Et comme chez Kurosawa, c'est du treizième élément, la pièce rapportée par hasard, que va s'exprimer la conviction profonde du réalisateur. Miike dépasse les discours sur l'honneur et le reste en donnant une voix aux véritables opprimés. Dans ces jeux complexes de pouvoir et de domination, ce sont les petites gens, les paysans, qui toujours souffrent en silence. Ici, il y a Koyata, le chasseur, un homme des bois, un sauvage, un libertaire dans l'âme, fantasque et plein d'humour, coureur de jupons à la saine sexualité. Il s'oppose ainsi à Naritsugu qui ne jouit que de la douleur, comme aux autres personnages qui sont abstinents, à l'exception notable de Shinroukuro, neveu de Shinzaemon et présenté comme un jouisseur ayant rejoint l'équipe pour trouver une sorte de rédemption. Koyata se bat sans armes ni code de l'honneur, il n'est pas samouraï, mais n'en est pas moins efficace. La langue bien pendue, il met directement les gens face à leur contradictions et n'a guère plus de considération pour les 13 assassins que pour leur cible, se rangeant aux côtés des premiers uniquement parce que leur cause semble désespérée et que cela l'amuse. La conclusion du film pourrait reprendre celle de celui de Kurosawa : «Ce n'est pas nous qui avons gagné, ce sont les paysans», mais exprimée cette fois par l'un d'entre eux avec une bonne dose d'ironie. Koyata a toute la sympathie de Miike (Shinroukuro aussi dans une moindre mesure), il représente le monde moderne qui rejette sans un regret tout ce Japon féodal qui s'auto-détruit dans l'apocalypse finale. Il est assez tentant de faire glisser cette lecture à notre époque moderne et aux nouvelles féodalités, on y retrouve sans peine le côté iconoclaste du réalisateur quand à la vision son pays.

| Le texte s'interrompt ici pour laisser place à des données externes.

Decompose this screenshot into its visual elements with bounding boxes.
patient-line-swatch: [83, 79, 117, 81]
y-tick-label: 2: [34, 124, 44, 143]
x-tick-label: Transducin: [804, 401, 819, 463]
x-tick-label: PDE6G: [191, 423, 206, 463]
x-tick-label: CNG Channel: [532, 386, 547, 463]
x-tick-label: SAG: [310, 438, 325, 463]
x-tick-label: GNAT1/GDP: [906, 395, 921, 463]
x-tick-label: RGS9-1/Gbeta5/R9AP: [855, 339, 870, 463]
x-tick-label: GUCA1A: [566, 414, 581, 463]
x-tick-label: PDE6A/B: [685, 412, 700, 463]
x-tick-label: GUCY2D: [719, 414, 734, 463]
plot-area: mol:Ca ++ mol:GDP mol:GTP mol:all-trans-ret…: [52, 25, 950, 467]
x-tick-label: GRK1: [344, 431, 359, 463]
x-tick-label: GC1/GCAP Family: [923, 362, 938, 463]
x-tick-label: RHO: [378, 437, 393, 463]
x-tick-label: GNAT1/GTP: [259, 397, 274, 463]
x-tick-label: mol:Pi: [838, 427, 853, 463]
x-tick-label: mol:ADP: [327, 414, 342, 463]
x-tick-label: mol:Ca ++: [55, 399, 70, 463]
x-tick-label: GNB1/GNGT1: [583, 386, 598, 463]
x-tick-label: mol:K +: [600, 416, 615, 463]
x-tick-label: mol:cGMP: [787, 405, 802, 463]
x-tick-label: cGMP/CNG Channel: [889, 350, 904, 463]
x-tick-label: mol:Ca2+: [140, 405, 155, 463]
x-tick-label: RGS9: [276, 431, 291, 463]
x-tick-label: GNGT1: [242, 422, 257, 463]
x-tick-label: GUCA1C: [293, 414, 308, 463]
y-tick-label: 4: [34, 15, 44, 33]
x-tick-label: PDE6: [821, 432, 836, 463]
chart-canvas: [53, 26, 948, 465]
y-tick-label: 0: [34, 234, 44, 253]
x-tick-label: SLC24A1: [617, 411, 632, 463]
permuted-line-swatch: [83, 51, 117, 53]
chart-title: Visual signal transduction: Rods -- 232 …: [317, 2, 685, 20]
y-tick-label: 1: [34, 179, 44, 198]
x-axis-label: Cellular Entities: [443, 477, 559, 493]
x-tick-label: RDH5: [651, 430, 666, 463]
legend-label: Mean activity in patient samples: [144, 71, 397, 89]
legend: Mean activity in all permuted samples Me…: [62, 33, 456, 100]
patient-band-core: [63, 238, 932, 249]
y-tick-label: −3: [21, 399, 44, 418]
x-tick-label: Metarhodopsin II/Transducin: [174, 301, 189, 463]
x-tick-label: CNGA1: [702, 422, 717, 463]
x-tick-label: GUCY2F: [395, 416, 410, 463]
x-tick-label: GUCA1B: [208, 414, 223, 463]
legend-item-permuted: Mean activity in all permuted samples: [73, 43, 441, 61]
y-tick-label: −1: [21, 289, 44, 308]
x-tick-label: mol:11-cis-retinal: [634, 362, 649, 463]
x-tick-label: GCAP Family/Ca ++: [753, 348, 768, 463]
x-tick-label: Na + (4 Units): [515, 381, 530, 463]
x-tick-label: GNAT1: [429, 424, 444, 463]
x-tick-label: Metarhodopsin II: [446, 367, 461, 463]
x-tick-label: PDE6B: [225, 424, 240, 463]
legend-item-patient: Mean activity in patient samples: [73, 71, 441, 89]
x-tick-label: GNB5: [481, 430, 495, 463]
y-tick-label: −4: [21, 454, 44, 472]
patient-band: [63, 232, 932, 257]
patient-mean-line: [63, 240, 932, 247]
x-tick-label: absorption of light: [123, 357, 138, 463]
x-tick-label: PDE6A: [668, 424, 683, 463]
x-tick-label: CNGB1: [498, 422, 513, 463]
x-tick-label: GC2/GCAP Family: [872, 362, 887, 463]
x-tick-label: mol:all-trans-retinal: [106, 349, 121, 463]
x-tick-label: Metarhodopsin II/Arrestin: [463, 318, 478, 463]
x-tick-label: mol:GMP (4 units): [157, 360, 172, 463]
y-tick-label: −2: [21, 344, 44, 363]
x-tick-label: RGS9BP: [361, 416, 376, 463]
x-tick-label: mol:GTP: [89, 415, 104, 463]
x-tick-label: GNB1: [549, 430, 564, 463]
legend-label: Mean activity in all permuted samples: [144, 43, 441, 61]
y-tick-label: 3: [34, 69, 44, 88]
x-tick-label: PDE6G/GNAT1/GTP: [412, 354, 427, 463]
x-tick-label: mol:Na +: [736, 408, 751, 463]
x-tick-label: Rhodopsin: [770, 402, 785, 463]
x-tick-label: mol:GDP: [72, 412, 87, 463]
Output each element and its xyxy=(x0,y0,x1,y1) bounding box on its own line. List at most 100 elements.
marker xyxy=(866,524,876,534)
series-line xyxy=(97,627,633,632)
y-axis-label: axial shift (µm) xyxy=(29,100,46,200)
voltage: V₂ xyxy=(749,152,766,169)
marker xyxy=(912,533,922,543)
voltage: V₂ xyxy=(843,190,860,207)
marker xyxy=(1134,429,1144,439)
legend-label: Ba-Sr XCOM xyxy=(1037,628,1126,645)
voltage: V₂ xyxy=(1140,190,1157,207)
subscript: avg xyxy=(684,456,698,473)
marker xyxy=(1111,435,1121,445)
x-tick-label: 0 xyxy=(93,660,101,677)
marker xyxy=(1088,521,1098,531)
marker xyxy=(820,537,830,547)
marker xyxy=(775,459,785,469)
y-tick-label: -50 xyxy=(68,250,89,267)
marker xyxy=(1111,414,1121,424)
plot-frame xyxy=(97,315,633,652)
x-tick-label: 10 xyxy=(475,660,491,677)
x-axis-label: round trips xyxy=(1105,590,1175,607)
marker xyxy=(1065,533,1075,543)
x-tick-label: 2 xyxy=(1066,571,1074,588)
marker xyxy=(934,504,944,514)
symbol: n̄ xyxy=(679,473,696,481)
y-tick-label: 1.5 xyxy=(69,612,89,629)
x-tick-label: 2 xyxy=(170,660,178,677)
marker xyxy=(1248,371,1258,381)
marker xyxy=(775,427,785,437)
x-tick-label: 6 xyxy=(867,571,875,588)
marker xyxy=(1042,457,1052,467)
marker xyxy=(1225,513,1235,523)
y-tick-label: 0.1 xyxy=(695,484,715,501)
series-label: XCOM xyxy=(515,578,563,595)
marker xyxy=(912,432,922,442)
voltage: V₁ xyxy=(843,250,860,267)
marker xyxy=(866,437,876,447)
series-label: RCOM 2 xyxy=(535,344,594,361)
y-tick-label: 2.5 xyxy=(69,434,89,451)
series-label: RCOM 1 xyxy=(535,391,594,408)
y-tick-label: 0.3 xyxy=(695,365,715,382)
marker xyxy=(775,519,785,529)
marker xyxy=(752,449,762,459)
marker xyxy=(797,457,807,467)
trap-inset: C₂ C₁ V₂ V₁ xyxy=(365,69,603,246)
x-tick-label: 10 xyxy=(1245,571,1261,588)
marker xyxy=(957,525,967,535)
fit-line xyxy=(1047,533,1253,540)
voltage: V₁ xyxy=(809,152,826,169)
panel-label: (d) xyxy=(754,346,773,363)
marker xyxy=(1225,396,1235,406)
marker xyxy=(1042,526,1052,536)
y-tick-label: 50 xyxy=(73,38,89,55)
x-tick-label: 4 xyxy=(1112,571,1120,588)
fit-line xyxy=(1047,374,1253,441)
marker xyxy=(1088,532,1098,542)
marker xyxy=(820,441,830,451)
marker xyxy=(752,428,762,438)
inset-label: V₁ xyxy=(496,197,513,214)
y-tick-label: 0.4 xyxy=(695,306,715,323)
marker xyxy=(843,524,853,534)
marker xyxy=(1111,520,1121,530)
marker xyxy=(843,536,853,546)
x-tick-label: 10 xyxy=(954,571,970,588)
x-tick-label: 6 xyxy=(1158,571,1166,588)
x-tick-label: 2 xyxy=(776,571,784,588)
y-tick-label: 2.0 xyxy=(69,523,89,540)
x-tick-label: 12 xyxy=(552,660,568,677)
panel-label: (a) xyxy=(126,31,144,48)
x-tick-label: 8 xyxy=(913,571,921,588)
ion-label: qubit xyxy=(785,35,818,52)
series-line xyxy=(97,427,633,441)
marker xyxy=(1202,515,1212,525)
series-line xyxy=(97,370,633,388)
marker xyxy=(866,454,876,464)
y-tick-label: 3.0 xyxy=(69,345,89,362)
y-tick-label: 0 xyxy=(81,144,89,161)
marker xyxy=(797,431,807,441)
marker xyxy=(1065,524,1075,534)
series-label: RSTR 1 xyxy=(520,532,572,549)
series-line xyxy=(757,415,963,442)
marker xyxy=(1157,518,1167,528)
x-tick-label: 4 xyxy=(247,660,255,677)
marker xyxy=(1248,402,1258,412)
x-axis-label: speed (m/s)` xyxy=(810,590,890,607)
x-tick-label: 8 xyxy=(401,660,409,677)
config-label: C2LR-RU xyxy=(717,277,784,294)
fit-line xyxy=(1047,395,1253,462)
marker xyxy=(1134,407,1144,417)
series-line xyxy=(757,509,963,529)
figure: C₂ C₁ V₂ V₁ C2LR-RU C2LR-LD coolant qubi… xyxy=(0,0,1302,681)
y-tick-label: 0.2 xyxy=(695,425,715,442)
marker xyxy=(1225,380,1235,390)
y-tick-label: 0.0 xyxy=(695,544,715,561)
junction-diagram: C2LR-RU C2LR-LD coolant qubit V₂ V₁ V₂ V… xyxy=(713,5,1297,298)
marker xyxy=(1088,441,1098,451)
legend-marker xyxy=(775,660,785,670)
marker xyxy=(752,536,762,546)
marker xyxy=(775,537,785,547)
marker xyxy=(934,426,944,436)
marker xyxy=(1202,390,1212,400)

La portée du film est néanmoins atténuée par le schématisme de certains personnages, en partie pour des questions de durée. Le film proposé par la belle édition Métropolitan Vidéo est la version internationale de 126 minutes alors que la version d'origine en fait 141. Les scènes supplémentaires que l'on peut découvrir n'apportent pourtant pas grand chose de plus. Et puis 13 personnages, c'est beaucoup. Il fallait sans doute choisir. Malgré de beaux efforts dans la première partie et le jeu impeccable de tout le monde, Miike sacrifie certains développements psychologiques à l'ivresse d'un cinéma d'action somptueux où le plaisir de image et du mouvement se donne libre court.